This Master Class is a joint venture between the Geoffrey Nice Foundation (GNF) and the Serbian Helsinki Committee for Human Rights.
Application deadline is 31 March 2024.
CRITERIA:
This Master Class is devised for MA, PhD and Post-PhD students in the fields of Law, History, Sociology, Politics, International Relations, Journalism, European Studies or related subjects.
Please send your application, consisting of a CV and a short motivation letter, to:
geoffreynicefoundation@gmail.com and kucher.na.vi@gmail.com (Please always use both addresses for all correspondence)
GENERAL OBJECTIVE: The interdisciplinary approach of the Master Class contributes to developing the skills needed for legal and non-legal professionals, who are interested in working in the fields of human rights, international humanitarian law and global justice.
FORMAT: The Master Class is a combination of lectures provided by academics, practitioners of law and NGO activists, together with exercises and group reviewing of a few relevant films.

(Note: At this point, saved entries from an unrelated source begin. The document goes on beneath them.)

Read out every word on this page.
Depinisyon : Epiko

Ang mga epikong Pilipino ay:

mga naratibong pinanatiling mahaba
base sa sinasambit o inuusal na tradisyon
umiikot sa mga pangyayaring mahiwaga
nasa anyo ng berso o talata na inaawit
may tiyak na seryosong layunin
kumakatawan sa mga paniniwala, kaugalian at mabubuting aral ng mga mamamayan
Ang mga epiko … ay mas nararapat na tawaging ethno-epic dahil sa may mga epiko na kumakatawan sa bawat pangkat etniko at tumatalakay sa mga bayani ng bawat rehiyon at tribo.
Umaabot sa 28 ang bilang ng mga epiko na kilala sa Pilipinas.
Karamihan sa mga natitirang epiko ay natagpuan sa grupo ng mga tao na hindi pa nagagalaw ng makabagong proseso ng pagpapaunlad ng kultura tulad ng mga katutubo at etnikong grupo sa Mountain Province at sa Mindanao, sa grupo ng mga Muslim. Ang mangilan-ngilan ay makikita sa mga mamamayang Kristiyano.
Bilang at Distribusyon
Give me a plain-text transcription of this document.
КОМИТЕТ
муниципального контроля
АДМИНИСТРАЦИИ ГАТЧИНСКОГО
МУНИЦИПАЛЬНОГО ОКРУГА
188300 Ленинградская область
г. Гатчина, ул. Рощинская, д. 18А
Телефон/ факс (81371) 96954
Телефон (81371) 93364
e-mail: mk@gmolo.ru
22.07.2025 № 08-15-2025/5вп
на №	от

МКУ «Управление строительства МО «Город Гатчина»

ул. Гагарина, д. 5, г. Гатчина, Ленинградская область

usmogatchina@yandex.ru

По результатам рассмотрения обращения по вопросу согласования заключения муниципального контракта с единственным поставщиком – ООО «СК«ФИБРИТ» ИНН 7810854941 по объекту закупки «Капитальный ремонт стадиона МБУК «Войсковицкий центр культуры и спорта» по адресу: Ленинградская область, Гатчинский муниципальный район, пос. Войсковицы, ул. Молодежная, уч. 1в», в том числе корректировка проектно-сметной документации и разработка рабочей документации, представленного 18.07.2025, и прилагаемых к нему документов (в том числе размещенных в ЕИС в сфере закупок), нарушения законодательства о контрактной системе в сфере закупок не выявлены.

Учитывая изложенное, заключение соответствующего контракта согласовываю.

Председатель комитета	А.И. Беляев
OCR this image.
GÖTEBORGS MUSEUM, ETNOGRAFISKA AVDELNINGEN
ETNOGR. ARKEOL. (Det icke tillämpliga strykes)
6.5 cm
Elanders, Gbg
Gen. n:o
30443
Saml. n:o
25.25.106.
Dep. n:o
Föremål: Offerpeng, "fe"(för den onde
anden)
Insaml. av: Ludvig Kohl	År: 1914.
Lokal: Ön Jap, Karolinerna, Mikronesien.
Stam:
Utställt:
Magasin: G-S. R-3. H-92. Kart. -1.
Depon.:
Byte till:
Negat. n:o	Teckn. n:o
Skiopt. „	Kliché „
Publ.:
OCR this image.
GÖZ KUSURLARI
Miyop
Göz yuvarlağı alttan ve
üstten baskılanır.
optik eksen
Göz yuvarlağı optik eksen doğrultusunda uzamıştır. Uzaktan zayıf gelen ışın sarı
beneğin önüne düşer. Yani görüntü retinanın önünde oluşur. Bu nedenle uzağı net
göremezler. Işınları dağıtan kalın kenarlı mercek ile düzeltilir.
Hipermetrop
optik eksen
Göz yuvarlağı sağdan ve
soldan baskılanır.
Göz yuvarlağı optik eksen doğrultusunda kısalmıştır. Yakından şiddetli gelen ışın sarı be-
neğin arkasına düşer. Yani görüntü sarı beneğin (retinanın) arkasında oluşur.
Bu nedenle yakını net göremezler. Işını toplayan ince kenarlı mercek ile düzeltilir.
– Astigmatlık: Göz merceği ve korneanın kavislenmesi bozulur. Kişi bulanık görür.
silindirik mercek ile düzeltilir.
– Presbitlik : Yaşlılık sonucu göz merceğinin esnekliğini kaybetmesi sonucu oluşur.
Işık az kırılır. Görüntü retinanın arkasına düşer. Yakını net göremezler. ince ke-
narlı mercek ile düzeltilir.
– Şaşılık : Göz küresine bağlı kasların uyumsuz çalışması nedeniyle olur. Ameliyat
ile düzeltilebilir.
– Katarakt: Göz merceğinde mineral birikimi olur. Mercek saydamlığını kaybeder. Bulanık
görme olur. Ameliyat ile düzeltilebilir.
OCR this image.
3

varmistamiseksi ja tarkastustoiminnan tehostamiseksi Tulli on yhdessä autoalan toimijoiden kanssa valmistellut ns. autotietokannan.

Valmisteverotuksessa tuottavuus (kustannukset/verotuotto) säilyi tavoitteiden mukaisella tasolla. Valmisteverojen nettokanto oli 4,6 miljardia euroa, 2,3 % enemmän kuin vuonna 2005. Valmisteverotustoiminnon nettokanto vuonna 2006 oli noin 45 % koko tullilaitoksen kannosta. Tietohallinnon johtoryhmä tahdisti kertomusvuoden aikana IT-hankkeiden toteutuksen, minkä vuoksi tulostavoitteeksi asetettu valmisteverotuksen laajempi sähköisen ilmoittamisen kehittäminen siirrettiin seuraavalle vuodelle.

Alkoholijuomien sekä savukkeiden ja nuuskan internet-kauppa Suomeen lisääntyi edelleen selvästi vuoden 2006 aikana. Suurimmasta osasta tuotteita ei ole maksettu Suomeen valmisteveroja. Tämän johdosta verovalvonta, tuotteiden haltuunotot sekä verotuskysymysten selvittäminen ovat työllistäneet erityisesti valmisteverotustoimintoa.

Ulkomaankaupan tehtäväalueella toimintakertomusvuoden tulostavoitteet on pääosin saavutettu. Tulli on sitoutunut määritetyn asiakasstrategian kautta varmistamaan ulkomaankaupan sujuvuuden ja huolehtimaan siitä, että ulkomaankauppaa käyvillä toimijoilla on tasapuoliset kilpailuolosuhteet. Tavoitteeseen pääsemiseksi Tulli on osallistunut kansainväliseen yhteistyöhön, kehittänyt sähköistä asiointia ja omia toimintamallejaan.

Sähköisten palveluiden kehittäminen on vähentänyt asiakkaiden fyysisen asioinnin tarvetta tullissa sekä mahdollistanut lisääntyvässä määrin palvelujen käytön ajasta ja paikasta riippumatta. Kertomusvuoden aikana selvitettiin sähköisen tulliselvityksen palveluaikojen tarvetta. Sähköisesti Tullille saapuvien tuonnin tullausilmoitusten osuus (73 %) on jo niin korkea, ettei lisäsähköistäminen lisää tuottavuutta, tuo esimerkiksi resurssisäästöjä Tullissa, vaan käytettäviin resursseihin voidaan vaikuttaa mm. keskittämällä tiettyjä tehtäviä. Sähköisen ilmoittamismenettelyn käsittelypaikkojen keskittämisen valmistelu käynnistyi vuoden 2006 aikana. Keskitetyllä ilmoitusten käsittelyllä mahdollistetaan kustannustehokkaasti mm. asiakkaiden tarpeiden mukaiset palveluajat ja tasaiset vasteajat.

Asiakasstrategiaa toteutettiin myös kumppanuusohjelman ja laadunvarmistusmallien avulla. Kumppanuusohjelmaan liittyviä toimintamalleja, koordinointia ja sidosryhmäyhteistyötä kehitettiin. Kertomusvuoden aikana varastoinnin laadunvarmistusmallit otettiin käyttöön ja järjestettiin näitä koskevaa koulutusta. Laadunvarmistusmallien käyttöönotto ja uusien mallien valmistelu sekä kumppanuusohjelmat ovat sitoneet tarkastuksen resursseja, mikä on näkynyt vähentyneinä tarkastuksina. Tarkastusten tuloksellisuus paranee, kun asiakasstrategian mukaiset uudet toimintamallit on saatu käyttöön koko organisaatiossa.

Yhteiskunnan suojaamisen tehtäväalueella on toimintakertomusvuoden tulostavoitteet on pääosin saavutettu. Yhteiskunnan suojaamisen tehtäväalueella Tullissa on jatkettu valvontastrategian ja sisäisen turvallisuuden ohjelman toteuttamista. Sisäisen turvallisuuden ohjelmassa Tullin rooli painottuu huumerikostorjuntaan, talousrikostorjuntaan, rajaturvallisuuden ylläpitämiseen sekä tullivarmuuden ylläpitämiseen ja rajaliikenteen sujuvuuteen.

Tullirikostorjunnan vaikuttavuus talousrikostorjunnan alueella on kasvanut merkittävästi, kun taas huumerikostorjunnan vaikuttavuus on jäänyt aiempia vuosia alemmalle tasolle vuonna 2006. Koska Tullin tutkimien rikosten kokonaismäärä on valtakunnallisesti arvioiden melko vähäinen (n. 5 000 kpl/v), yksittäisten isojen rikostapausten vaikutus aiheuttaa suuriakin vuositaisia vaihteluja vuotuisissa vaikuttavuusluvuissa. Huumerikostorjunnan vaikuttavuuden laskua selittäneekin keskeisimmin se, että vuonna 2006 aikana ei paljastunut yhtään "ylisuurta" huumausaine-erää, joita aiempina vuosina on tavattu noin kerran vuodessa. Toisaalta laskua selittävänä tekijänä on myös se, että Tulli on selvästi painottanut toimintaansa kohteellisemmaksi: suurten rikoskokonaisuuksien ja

METHOD/SPIRIT OF MASTER CLASS:
This is to be an intensive – immersive – course working largely what might be thought northern European working hours (not Mediterranean/Adriatic hours with late starts and siestas): 0900 to 1300; 1430 to 1900 (with breaks). Punctuality required at start, and will be respected at the end, of all sessions. Lunch is provided in short 90-minute midday breaks. It is expected that groups of students from different countries - into which the Master Class will be divided - may continue discussions and preparation of exercises over lunch.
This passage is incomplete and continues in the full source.